There was a girl, who showed it to me. It
was written on her legs. And there was that boy and his backpack, who could
never keep up with his ears—they had ambition. They were going places. (The rest of us weren’t so sure.)
We three—we weren’t quite parallel. We
had our rooms with our blue doors and we had hidden away the keys. But that’s
when I realized that people aren’t meant to be picket fences; we’re spiderwebs.
And we touch one another, in a thousand ways, in a thousand places. It’s a
mess, and I can’t pretend it isn’t.
But there is a woman, who once told me
what it means to be fearless—what it means to live. And I believe her. (She was
a queen, after all.) She taught me how to step outside of my little room—which
is funny, considering how often I went there just to see her. She taught me
that there’s a good deal of life to be found, when you step outside—and in
things like waffles and things like dirt and things like paper.
A picture of a runner:
There is no faster way to be destroyed,
I’ve found, than to tear down the wall and be exposed. To have nothing but
chicken wire between heart and mind and stand there like a nerve, waiting to be
prodded. I used to fear it; but that was before I understood the glory of being
ruined.
So (you may) kneel with me, and let’s tie
up our shoes a little tighter. Point your eyes up—or point them at the
dirt—until you find what you’re looking for. I will strap on my tether and run
like mad, the wind passing through my lungs like tattered sails, and my heart
in my mouth, all dirty and red and broken as a scab—but beating, and waiting to
breathe for itself.
I speak, for I am spoken. I stand so that
I cannot be forgotten—and I live intentionally—for I am no accident.
My hands are empty—if a little dirty. Fill
them if you like. That’s what they’re for.
We run, and we crash into things. We’re
human—it’s what we do. And it’s in the crashing that we find the things we
didn’t expect. We break out of deeper shells, and the pain refills our legs.
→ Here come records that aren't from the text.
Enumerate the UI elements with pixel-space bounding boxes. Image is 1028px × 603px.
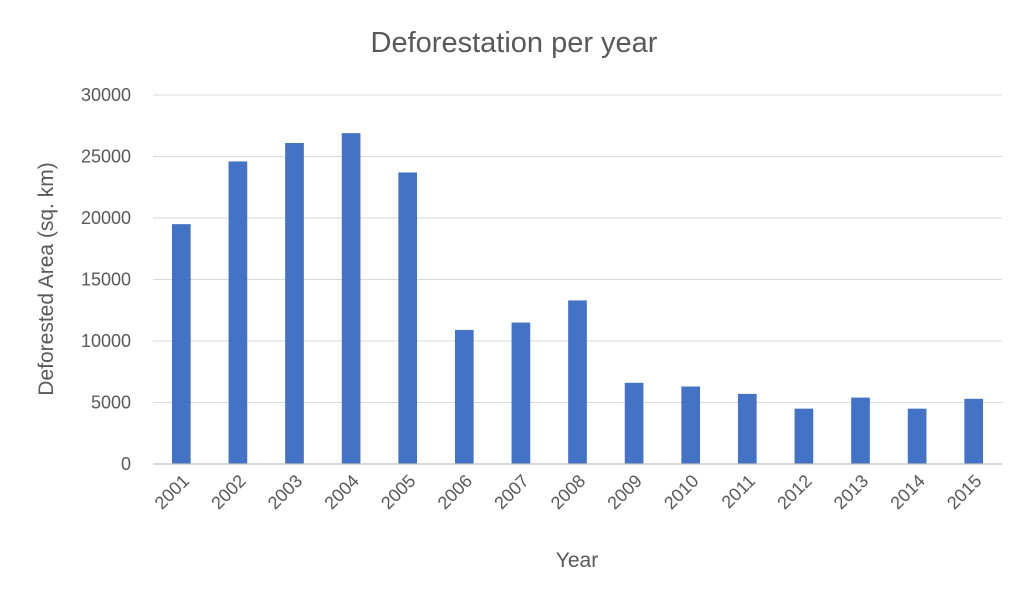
x-tick-label: 2001: [151, 471, 193, 513]
y-tick-labels: 0 5000 10000 15000 20000 25000 30000: [81, 85, 131, 474]
x-tick-labels: 2001 2002 2003 2004 2005 2006 2007 2008 2009 2010…: [151, 471, 986, 513]
bar-2002: [228, 161, 248, 465]
y-tick-label: 25000: [81, 147, 131, 167]
x-tick-label: 2007: [490, 471, 532, 513]
x-tick-label: 2005: [377, 471, 419, 513]
x-tick-label: 2012: [773, 471, 815, 513]
y-tick-label: 30000: [81, 85, 131, 105]
x-tick-label: 2002: [207, 471, 249, 513]
y-tick-label: 15000: [81, 270, 131, 290]
bar-2013: [851, 397, 870, 464]
x-tick-label: 2010: [660, 471, 702, 513]
y-tick-label: 20000: [81, 208, 131, 228]
bar-2015: [964, 398, 984, 464]
bar-2001: [171, 224, 191, 464]
x-tick-label: 2015: [943, 471, 985, 513]
bar-2003: [285, 142, 304, 464]
bar-2008: [568, 300, 587, 464]
y-axis-label: Deforested Area (sq. km): [35, 162, 58, 395]
x-axis-label: Year: [556, 549, 598, 572]
y-tick-label: 5000: [91, 393, 131, 413]
x-tick-label: 2014: [886, 471, 928, 513]
x-tick-label: 2003: [264, 471, 306, 513]
x-tick-label: 2013: [830, 471, 872, 513]
y-tick-label: 10000: [81, 331, 131, 351]
bar-2014: [907, 408, 927, 464]
x-tick-label: 2004: [320, 471, 362, 513]
bar-2004: [341, 133, 361, 464]
bars: [171, 133, 984, 465]
bar-2005: [398, 172, 418, 465]
x-tick-label: 2009: [603, 471, 645, 513]
bar-2012: [794, 408, 814, 464]
x-tick-label: 2011: [718, 471, 760, 513]
y-tick-label: 0: [121, 454, 131, 474]
bar-2007: [511, 322, 531, 464]
chart-title: Deforestation per year: [371, 27, 658, 59]
bar-2011: [737, 393, 757, 464]
bar-2009: [624, 382, 644, 464]
x-tick-label: 2008: [547, 471, 589, 513]
bar-2010: [681, 386, 701, 464]
bar-2006: [454, 329, 474, 464]
x-tick-label: 2006: [434, 471, 476, 513]
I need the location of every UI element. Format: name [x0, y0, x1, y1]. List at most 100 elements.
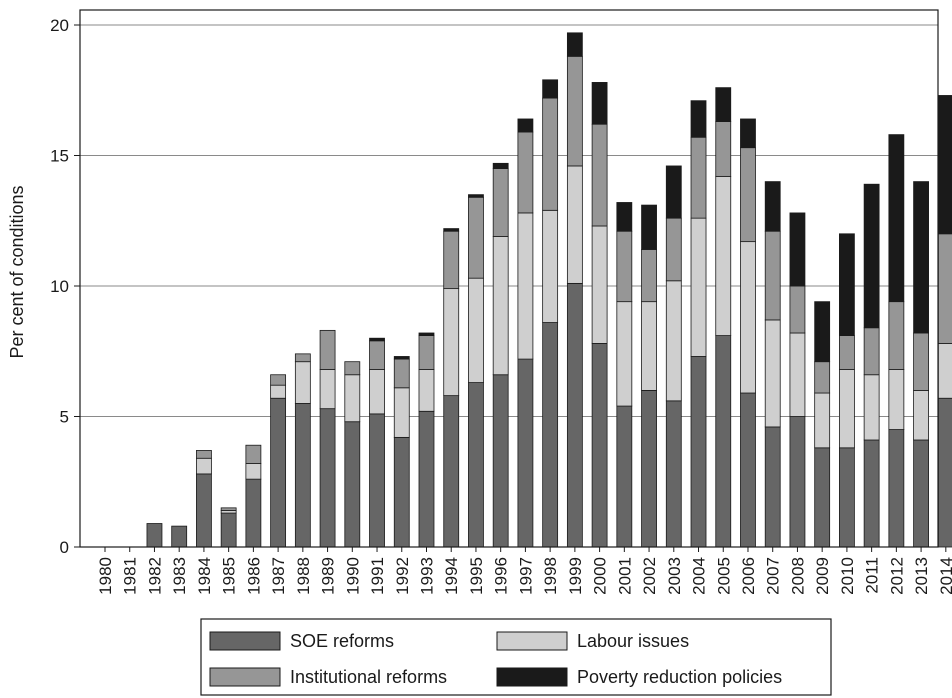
y-tick-label: 5	[60, 408, 69, 427]
x-axis-ticks: 1980 1981 1982 1983 1984 1985 1986 1987 1988 1989…	[96, 547, 952, 595]
x-tick-label: 2013	[912, 557, 931, 595]
legend-label: Poverty reduction policies	[577, 667, 782, 687]
x-tick-label: 1983	[170, 557, 189, 595]
bar-segment	[839, 233, 855, 336]
x-tick-label: 1980	[96, 557, 115, 595]
gridlines	[80, 24, 938, 417]
x-tick-label: 2005	[714, 557, 733, 595]
bar-segment	[913, 389, 929, 441]
legend-swatch	[496, 631, 568, 651]
bar-segment	[937, 343, 952, 399]
bar-segment	[566, 282, 583, 548]
x-tick-label: 1985	[220, 557, 239, 595]
bar-segment	[665, 217, 682, 282]
x-tick-label: 2004	[690, 557, 709, 595]
bar-segment	[245, 463, 262, 480]
bar-segment	[740, 118, 756, 149]
x-tick-label: 2002	[640, 557, 659, 595]
bar-segment	[542, 322, 559, 548]
bar-segment	[492, 374, 509, 548]
bar-segment	[146, 523, 163, 548]
bar-segment	[665, 165, 682, 219]
bar-segment	[393, 358, 410, 389]
bar-segment	[764, 319, 781, 428]
x-tick-label: 2014	[937, 557, 952, 595]
x-tick-label: 1981	[121, 557, 140, 595]
x-tick-label: 2011	[863, 557, 882, 594]
bar-segment	[913, 439, 929, 548]
bar-segment	[468, 194, 484, 198]
bars	[146, 32, 952, 548]
bar-segment	[245, 444, 262, 464]
bar-segment	[418, 332, 435, 336]
bar-segment	[863, 327, 880, 376]
legend-label: Institutional reforms	[290, 667, 447, 687]
bar-segment	[814, 447, 831, 548]
bar-segment	[270, 374, 287, 386]
bar-segment	[393, 436, 410, 548]
x-tick-label: 2000	[591, 557, 610, 595]
x-tick-label: 1996	[492, 557, 511, 595]
bar-segment	[789, 332, 806, 417]
bar-segment	[616, 202, 633, 232]
bar-segment	[839, 447, 855, 548]
bar-segment	[690, 217, 707, 357]
bar-segment	[789, 416, 806, 548]
bar-segment	[492, 162, 509, 169]
bar-segment	[468, 277, 484, 383]
x-tick-label: 1982	[145, 557, 164, 595]
bar-segment	[641, 301, 657, 391]
bar-segment	[937, 397, 952, 548]
bar-segment	[715, 175, 732, 336]
bar-segment	[616, 301, 633, 407]
plot-frame	[79, 9, 939, 548]
y-tick-label: 0	[60, 538, 69, 557]
bar-segment	[814, 361, 831, 394]
x-tick-label: 1986	[244, 557, 263, 595]
bar-segment	[566, 55, 583, 167]
bar-segment	[517, 212, 534, 360]
bar-segment	[913, 181, 929, 334]
bar-segment	[566, 165, 583, 284]
bar-segment	[468, 382, 484, 548]
legend-swatch	[496, 667, 568, 687]
bar-segment	[863, 374, 880, 441]
x-tick-label: 1989	[319, 557, 338, 595]
bar-segment	[245, 478, 262, 548]
bar-segment	[344, 374, 361, 423]
bar-segment	[839, 335, 855, 370]
bar-segment	[913, 332, 929, 391]
x-tick-label: 1988	[294, 557, 313, 595]
x-tick-label: 2009	[813, 557, 832, 595]
bar-segment	[319, 369, 336, 410]
bar-segment	[542, 209, 559, 323]
bar-segment	[764, 426, 781, 548]
legend-swatch	[209, 631, 281, 651]
x-tick-label: 2006	[739, 557, 758, 595]
bar-segment	[591, 343, 608, 548]
bar-segment	[715, 335, 732, 548]
y-tick-label: 10	[50, 277, 69, 296]
bar-segment	[715, 121, 732, 177]
bar-segment	[369, 337, 385, 342]
y-tick-label: 15	[50, 147, 69, 166]
bar-segment	[294, 361, 311, 404]
bar-segment	[888, 429, 905, 548]
bar-segment	[418, 369, 435, 412]
bar-segment	[591, 225, 608, 344]
legend-swatch	[209, 667, 281, 687]
bar-segment	[888, 369, 905, 430]
bar-segment	[369, 369, 385, 415]
bar-segment	[690, 136, 707, 219]
bar-segment	[863, 439, 880, 548]
x-tick-label: 2001	[615, 557, 634, 595]
bar-segment	[690, 100, 707, 138]
bar-segment	[196, 457, 212, 475]
bar-segment	[220, 512, 237, 548]
legend-label: SOE reforms	[290, 631, 394, 651]
bar-segment	[220, 507, 237, 511]
bar-segment	[641, 204, 657, 250]
x-tick-label: 1984	[195, 557, 214, 595]
x-tick-label: 1998	[541, 557, 560, 595]
bar-segment	[294, 403, 311, 548]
It’s the standing back up that refills our souls.
This is the story of a crash. It’s the
story of how I lost the Hiding Room. And why I never looked for it again.
A picture of a café:
A bench, beside a window. Vinyl and
ketchup and ceiling fans bordering on lethargy. The dull glow of neon and
forgetfulness, and more coffee-stains than coffee. Home. I loved it and it
loved me back—almost as alive as I was.
There is no small part of me that thanks
that place for keeping my alive. But more of me thanks those two creatures who
sat across the table the day that it all began, with a notebook and half a smile
and the smell of rain, on the asphalt.